Der Aufsteller steht seit dem Frühjahr auf jedem Tisch, und trotzdem fragt an jedem zweiten Abend jemand nach einer Karte aus Papier. Das liegt selten am Gast. Es liegt fast immer an drei Entscheidungen, die lange vor dem Druck gefallen sind: wo der Code steht, wie groß er ist und was hinter ihm liegt.
Wo der Code steht, entscheidet über alles Weitere
| Platzierung | Leseabstand | Kantenlänge | Was schiefgeht |
|---|---|---|---|
| Tischaufsteller | 25–30 cm | 3–4 cm | wandert an den Tresen, kippt um |
| Aufkleber flach auf der Tischplatte | 40–60 cm | 4–5 cm | Abnutzung, Fettfilm, Spiegelung unter dem Strahler |
| Aufdruck auf der Karte selbst | 25–30 cm | 3 cm | muss bei jedem Kartenwechsel neu durch die Druckerei |
| Schaufenster oder Kundenstopper | 1,5–2 m | 15–20 cm | Tageslicht, Spiegelung in der Scheibe |
| Rechnungsmappe oder Bon | 25 cm | 3 cm | Thermopapier verblasst und hat wenig Kontrast |
Der Aufsteller ist die Voreinstellung, und das aus einem Grund, der banaler klingt als er ist: Er steht aufrecht.
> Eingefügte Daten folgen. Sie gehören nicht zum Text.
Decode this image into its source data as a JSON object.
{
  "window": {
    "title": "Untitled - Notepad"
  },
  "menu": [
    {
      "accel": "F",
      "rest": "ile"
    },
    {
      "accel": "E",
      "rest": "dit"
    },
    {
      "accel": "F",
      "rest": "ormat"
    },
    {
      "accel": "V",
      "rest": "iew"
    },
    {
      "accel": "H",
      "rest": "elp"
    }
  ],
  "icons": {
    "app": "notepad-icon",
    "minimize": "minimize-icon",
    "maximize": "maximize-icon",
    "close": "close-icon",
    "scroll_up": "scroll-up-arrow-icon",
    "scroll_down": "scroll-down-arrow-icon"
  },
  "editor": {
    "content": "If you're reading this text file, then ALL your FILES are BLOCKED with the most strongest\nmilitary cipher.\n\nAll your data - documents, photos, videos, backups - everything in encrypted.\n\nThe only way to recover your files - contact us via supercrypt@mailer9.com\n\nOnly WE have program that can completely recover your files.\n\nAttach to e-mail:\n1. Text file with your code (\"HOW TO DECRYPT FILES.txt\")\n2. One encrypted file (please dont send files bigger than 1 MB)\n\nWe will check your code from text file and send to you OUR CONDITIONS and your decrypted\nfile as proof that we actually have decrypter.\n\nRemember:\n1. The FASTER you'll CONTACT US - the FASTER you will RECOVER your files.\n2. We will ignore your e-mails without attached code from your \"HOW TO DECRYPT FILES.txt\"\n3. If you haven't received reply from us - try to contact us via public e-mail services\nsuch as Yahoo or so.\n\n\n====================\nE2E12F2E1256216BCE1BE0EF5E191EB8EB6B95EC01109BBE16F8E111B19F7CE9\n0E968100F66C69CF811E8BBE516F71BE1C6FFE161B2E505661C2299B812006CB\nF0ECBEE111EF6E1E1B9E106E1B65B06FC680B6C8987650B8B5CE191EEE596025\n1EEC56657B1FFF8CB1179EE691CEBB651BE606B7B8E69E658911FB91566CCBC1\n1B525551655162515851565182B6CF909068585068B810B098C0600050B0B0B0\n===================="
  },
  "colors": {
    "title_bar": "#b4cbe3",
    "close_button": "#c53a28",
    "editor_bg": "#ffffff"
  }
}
Ein Code, der flach auf der Platte klebt, wird von einem Gast gelesen, der sich darüber beugt – also schräg, und jeder Grad Schräglage frisst Reserve. Wenn der Code flach liegen muss, dimensionieren Sie ihn so, als würde er von der gegenüberliegenden Tischseite gelesen. Genau das passiert nämlich.
Der Aufdruck direkt auf die Speisekarte ist die still funktionierende Variante für Betriebe, die die Karte ohnehin wöchentlich neu drucken. Er kann nicht verrutschen, nicht überklebt werden und liegt an jedem Platz. Und weil das Layout sowieso durch die Druckerei geht, kostet die feste Adresse im Code hier nichts.
Die Modulgröße ist die eigentliche Grenze
Die Faustregel aus der Anleitung zur Druckgröße lautet Leseabstand geteilt durch zehn, also 3 cm für 30 cm Abstand. Das ist ein Wert für saubere Bedingungen, und ein Gastraum bei Kerzenlicht ist keine saubere Bedingung. Rechnen Sie ein Drittel auf und drucken Sie 4 cm.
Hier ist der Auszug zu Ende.